问题描述
我正在尝试使用TF-IDF 将文档分类为类别.我已经计算了一些文档的tf_idf,但是现在当我尝试计算其中两个文档之间的余弦相似度时,我会得到一个回溯信息:
I'm trying to use TF-IDF to sort documents into categories. I've calculated the tf_idf for some documents, but now when I try to calculate the Cosine Similarity between two of these documents I get a traceback saying:
#len(u)==201, len(v)==246
cosine_distance(u, v)
ValueError: objects are not aligned
#this works though:
cosine_distance(u[:200], v[:200])
>> 0.52230249969265641
对向量进行切片,以便len(u)== len(v)正确吗?我认为余弦相似度适用于不同长度的向量.
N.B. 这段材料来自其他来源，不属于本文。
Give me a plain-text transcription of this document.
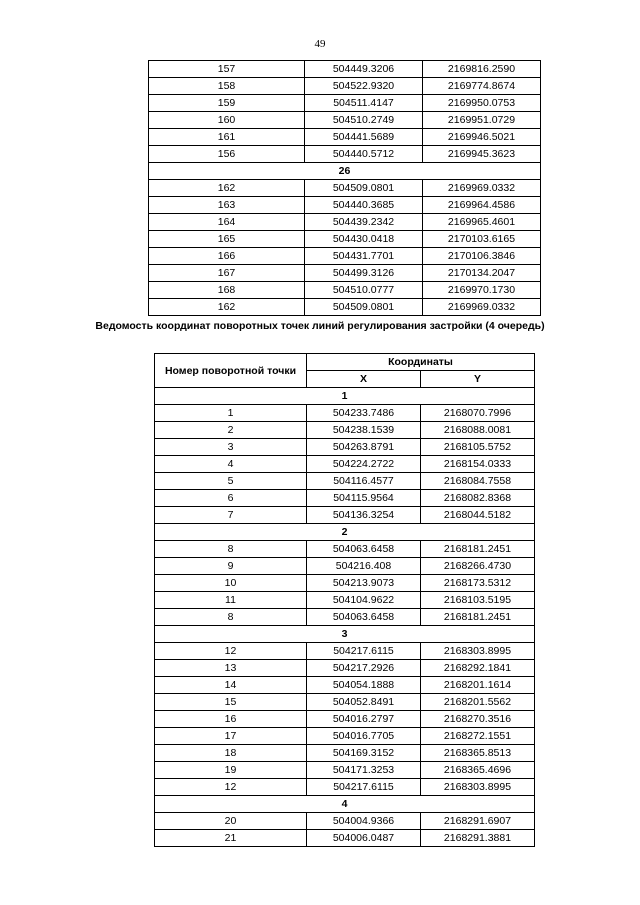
49
157	504449.3206	2169816.2590
158	504522.9320	2169774.8674
159	504511.4147	2169950.0753
160	504510.2749	2169951.0729
161	504441.5689	2169946.5021
156	504440.5712	2169945.3623
26		
162	504509.0801	2169969.0332
163	504440.3685	2169964.4586
164	504439.2342	2169965.4601
165	504430.0418	2170103.6165
166	504431.7701	2170106.3846
167	504499.3126	2170134.2047
168	504510.0777	2169970.1730
162	504509.0801	2169969.0332
Ведомость координат поворотных точек линий регулирования застройки (4 очередь)
Номер поворотной точки	Координаты	
	X	Y
1		
1	504233.7486	2168070.7996
2	504238.1539	2168088.0081
3	504263.8791	2168105.5752
4	504224.2722	2168154.0333
5	504116.4577	2168084.7558
6	504115.9564	2168082.8368
7	504136.3254	2168044.5182
2		
8	504063.6458	2168181.2451
9	504216.408	2168266.4730
10	504213.9073	2168173.5312
11	504104.9622	2168103.5195
8	504063.6458	2168181.2451
3		
12	504217.6115	2168303.8995
13	504217.2926	2168292.1841
14	504054.1888	2168201.1614
15	504052.8491	2168201.5562
16	504016.2797	2168270.3516
17	504016.7705	2168272.1551
18	504169.3152	2168365.8513
19	504171.3253	2168365.4696
12	504217.6115	2168303.8995
4		
20	504004.9366	2168291.6907
21	504006.0487	2168291.3881
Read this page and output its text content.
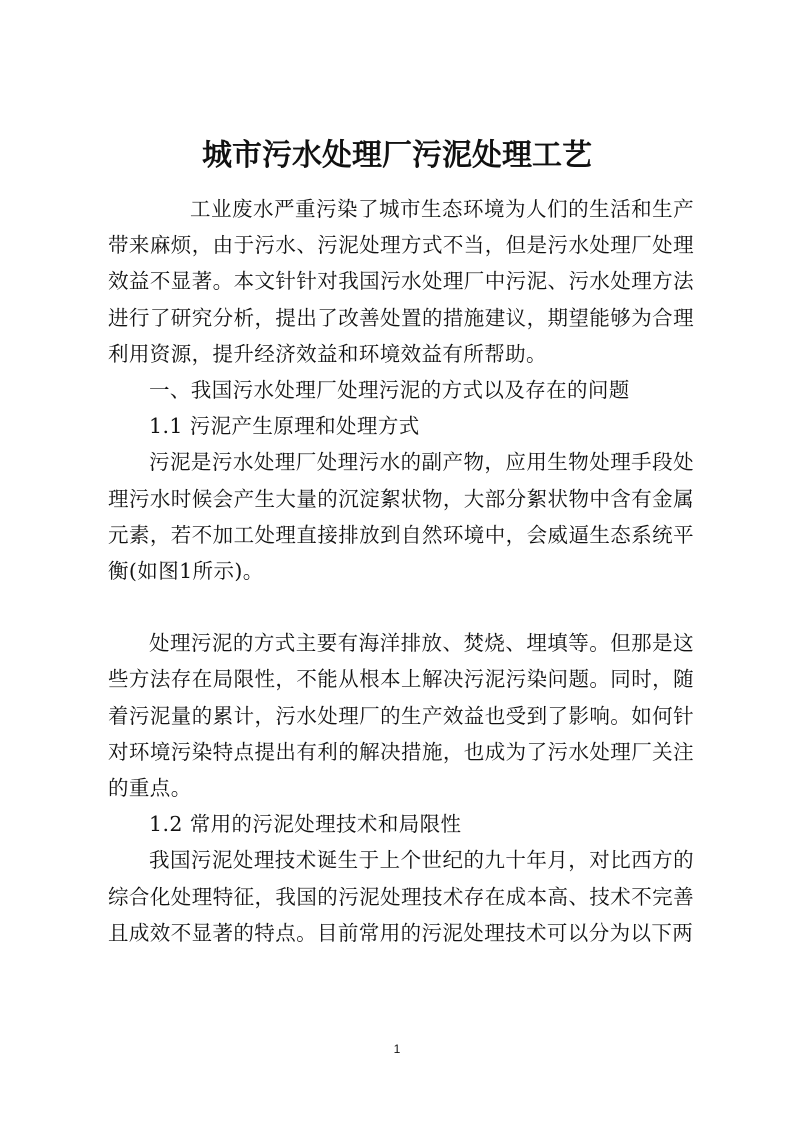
城市污水处理厂污泥处理工艺

工业废水严重污染了城市生态环境为人们的生活和生产带来麻烦，由于污水、污泥处理方式不当，但是污水处理厂处理效益不显著。本文针针对我国污水处理厂中污泥、污水处理方法进行了研究分析，提出了改善处置的措施建议，期望能够为合理利用资源，提升经济效益和环境效益有所帮助。

一、我国污水处理厂处理污泥的方式以及存在的问题

1.1 污泥产生原理和处理方式

污泥是污水处理厂处理污水的副产物，应用生物处理手段处理污水时候会产生大量的沉淀絮状物，大部分絮状物中含有金属元素，若不加工处理直接排放到自然环境中，会威逼生态系统平衡(如图1所示)。

处理污泥的方式主要有海洋排放、焚烧、埋填等。但那是这些方法存在局限性，不能从根本上解决污泥污染问题。同时，随着污泥量的累计，污水处理厂的生产效益也受到了影响。如何针对环境污染特点提出有利的解决措施，也成为了污水处理厂关注的重点。

1.2 常用的污泥处理技术和局限性

我国污泥处理技术诞生于上个世纪的九十年月，对比西方的综合化处理特征，我国的污泥处理技术存在成本高、技术不完善且成效不显著的特点。目前常用的污泥处理技术可以分为以下两

1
Is slicing the vector so that len(u)==len(v) the right approach? I would think that cosine similarity would work with vectors of different lengths.
我正在使用:
def cosine_distance(u, v):
"""
Returns the cosine of the angle between vectors v and u. This is equal to
u.v / |u||v|.
"""
return numpy.dot(u, v) / (math.sqrt(numpy.dot(u, u)) * math.sqrt(numpy.dot(v, v)))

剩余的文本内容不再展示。